More Evidence of North Korean Involvement in South Korean Nuclear Power Plant Hack
kpopluv, March 18, 2015, 7:56 a.m.
An investigation suggests that North Korea was behind the cyber attack against Korea Hydro and Nuclear Power Corporation in December of last year. The investigation team that probed the attack said the malicious codes were similar to ones used by North Korean hackers, and the attacks were also traced to North Korean IP.
The hackers obtained reactor blueprints and other sensitive data and posted them online. They sent out some 6,000 e-mails with malicious codes to 3,600 KHNP staff aiming to disable their hard drives. The hackers also blackmailed the government demanding that it shut down nuclear reactors and give them US$10 billion.
"Only five computers were actually harmed and the operation and safety of reactors were not compromised," an investigator said. He added that the hackers appear to have been more interested in causing a panic.
The strongest evidence was IP addresses that were traced back to the North. The hackers used a South Korean Virtual Private Network service in order to hide their tracks, but 25 North Korean IP addresses and five more IP addresses allocated to a North Korean communications service provider were traced to the VPN.

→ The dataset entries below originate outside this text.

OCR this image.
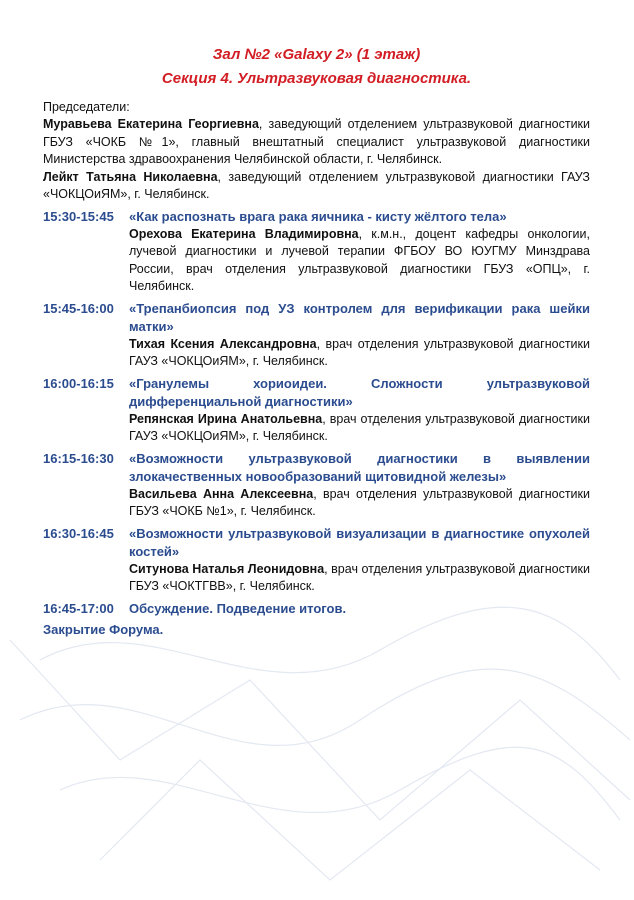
Зал №2 «Galaxy 2» (1 этаж)
Секция 4. Ультразвуковая диагностика.
Председатели:

Муравьева Екатерина Георгиевна, заведующий отделением ультразвуковой диагностики ГБУЗ «ЧОКБ №1», главный внештатный специалист ультразвуковой диагностики Министерства здравоохранения Челябинской области, г. Челябинск.

Лейкт Татьяна Николаевна, заведующий отделением ультразвуковой диагностики ГАУЗ «ЧОКЦОиЯМ», г. Челябинск.

15:30-15:45	«Как распознать врага рака яичника - кисту жёлтого тела»
Орехова Екатерина Владимировна, к.м.н., доцент кафедры онкологии, лучевой диагностики и лучевой терапии ФГБОУ ВО ЮУГМУ Минздрава России, врач отделения ультразвуковой диагностики ГБУЗ «ОПЦ», г. Челябинск.
15:45-16:00	«Трепанбиопсия под УЗ контролем для верификации рака шейки матки»
Тихая Ксения Александровна, врач отделения ультразвуковой диагностики ГАУЗ «ЧОКЦОиЯМ», г. Челябинск.
16:00-16:15	«Гранулемы хориоидеи. Сложности ультразвуковой дифференциальной диагностики»
Репянская Ирина Анатольевна, врач отделения ультразвуковой диагностики ГАУЗ «ЧОКЦОиЯМ», г. Челябинск.
16:15-16:30	«Возможности ультразвуковой диагностики в выявлении злокачественных новообразований щитовидной железы»
Васильева Анна Алексеевна, врач отделения ультразвуковой диагностики ГБУЗ «ЧОКБ №1», г. Челябинск.
16:30-16:45	«Возможности ультразвуковой визуализации в диагностике опухолей костей»
Ситунова Наталья Леонидовна, врач отделения ультразвуковой диагностики ГБУЗ «ЧОКТГВВ», г. Челябинск.
16:45-17:00	Обсуждение. Подведение итогов.
Закрытие Форума.
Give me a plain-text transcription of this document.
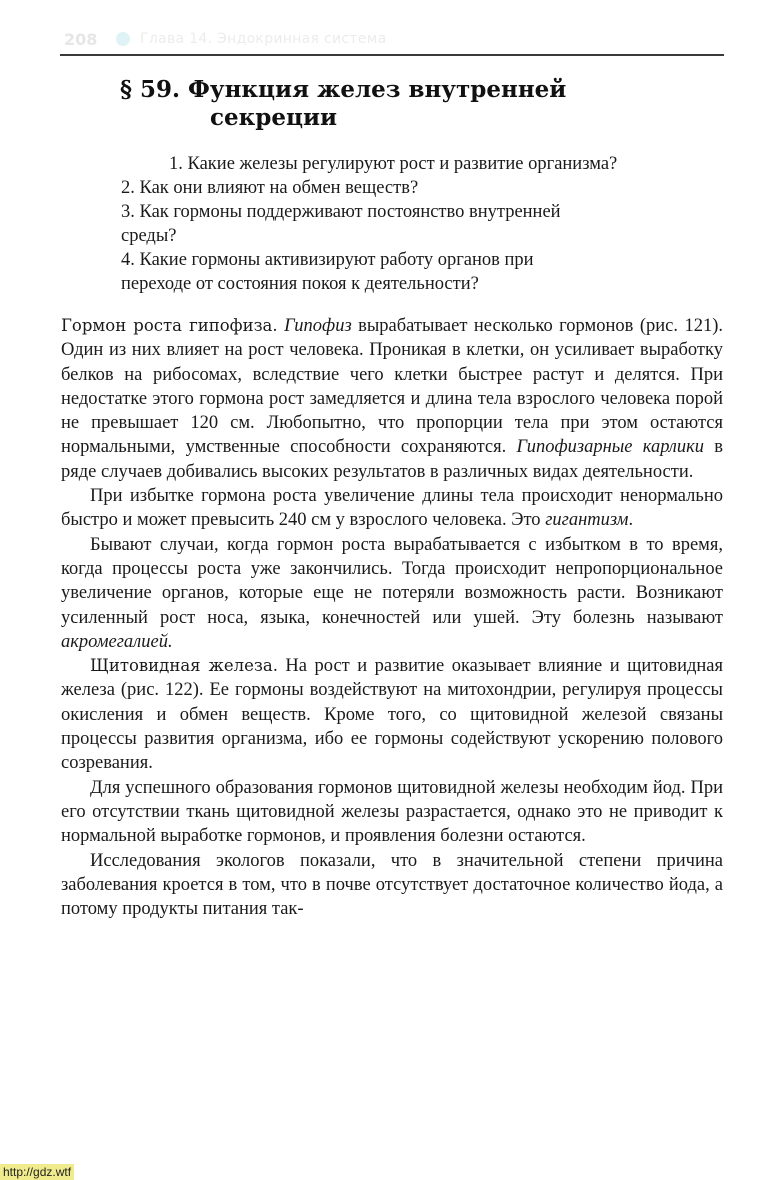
208	Глава 14. Эндокринная система
§ 59. Функция желез внутренней
секреции
1. Какие железы регулируют рост и развитие организма?
2. Как они влияют на обмен веществ?
3. Как гормоны поддерживают постоянство внутренней
среды?
4. Какие гормоны активизируют работу органов при
переходе от состояния покоя к деятельности?

Гормон роста гипофиза. Гипофиз вырабатывает несколько гормонов (рис. 121). Один из них влияет на рост человека. Проникая в клетки, он усиливает выработку белков на рибосомах, вследствие чего клетки быстрее растут и делятся. При недостатке этого гормона рост замедляется и длина тела взрослого человека порой не превышает 120 см. Любопытно, что пропорции тела при этом остаются нормальными, умственные способности сохраняются. Гипофизарные карлики в ряде случаев добивались высоких результатов в различных видах деятельности.

При избытке гормона роста увеличение длины тела происходит ненормально быстро и может превысить 240 см у взрослого человека. Это гигантизм.

Бывают случаи, когда гормон роста вырабатывается с избытком в то время, когда процессы роста уже закончились. Тогда происходит непропорциональное увеличение органов, которые еще не потеряли возможность расти. Возникают усиленный рост носа, языка, конечностей или ушей. Эту болезнь называют акромегалией.

Щитовидная железа. На рост и развитие оказывает влияние и щитовидная железа (рис. 122). Ее гормоны воздействуют на митохондрии, регулируя процессы окисления и обмен веществ. Кроме того, со щитовидной железой связаны процессы развития организма, ибо ее гормоны содействуют ускорению полового созревания.

Для успешного образования гормонов щитовидной железы необходим йод. При его отсутствии ткань щитовидной железы разрастается, однако это не приводит к нормальной выработке гормонов, и проявления болезни остаются.

Исследования экологов показали, что в значительной степени причина заболевания кроется в том, что в почве отсутствует достаточное количество йода, а потому продукты питания так-

http://gdz.wtf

The malicious code used by the hackers was also almost identical to those used by North Korean hackers in the past. "IP addresses consist of 12 digits, and nine of those numbers matched the IP address used by North Korean hackers when they posted threats against the government through a server in Shenyang, China," an investigator said.
The hackers may have used relay stations along the China-North Korea border to access the Internet. Investigators plan to team up with U.S. and Chinese law enforcement to track down the hackers. The e-mail and social media servers the hackers used are based in the U.S., while some IP addresses were traced to China.